Selon les observateurs, le nouvel accord de cessez-le-feu en Syrie peut être considéré comme la meilleure occasion jamais offerte aux parties en conflit de s'asseoir à la table des négociations, de progresser vers une résolution du conflit et de rechercher la paix par la voie diplomatique. De plus, cet accord prévoit également une aide humanitaire et une coopération militaire conjointe contre les groupes terroristes qui sévissent dans le pays.
En vertu de l'accord, la Russie fera pression sur le gouvernement syrien pour qu'il cesse toutes les attaques contre l'opposition armée syrienne dans certaines zones, tandis que les États-Unis devront convaincre les rebelles modérés de couper leurs liens avec le Front al-Nosra, une filiale d'Al-Qaïda, et d'autres groupes terroristes.
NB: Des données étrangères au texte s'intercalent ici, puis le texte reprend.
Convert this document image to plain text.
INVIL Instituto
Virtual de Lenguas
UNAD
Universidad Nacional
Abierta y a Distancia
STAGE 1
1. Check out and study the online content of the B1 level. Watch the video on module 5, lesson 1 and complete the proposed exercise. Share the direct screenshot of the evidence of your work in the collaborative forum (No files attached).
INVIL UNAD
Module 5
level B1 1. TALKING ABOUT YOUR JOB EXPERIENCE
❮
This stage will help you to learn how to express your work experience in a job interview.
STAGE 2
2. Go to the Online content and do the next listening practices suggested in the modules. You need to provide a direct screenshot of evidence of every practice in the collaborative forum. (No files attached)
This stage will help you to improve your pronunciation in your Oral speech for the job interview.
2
Le cessez-le-feu débutera à minuit le 12 septembre et durera une semaine, coïncidant avec la fête musulmane de l'Aïd al-Adha. Il est le fruit d'efforts diplomatiques inlassables entre les parties, en particulier la Russie et les États-Unis, dont les plus récents ont été quatre rencontres entre les ministres des Affaires étrangères des deux pays depuis le 26 août et une rencontre directe entre le président russe Poutine et le président américain Obama en Chine.
Plus heureux encore, le 10 septembre, l'agence de presse officielle syrienne SANA a rapporté que le gouvernement syrien avait accepté l'accord de cessez-le-feu négocié par la Russie et les États-Unis. Par ailleurs, plusieurs pays comme la Turquie, l'Égypte, le Royaume-Uni et la France ont salué cet accord.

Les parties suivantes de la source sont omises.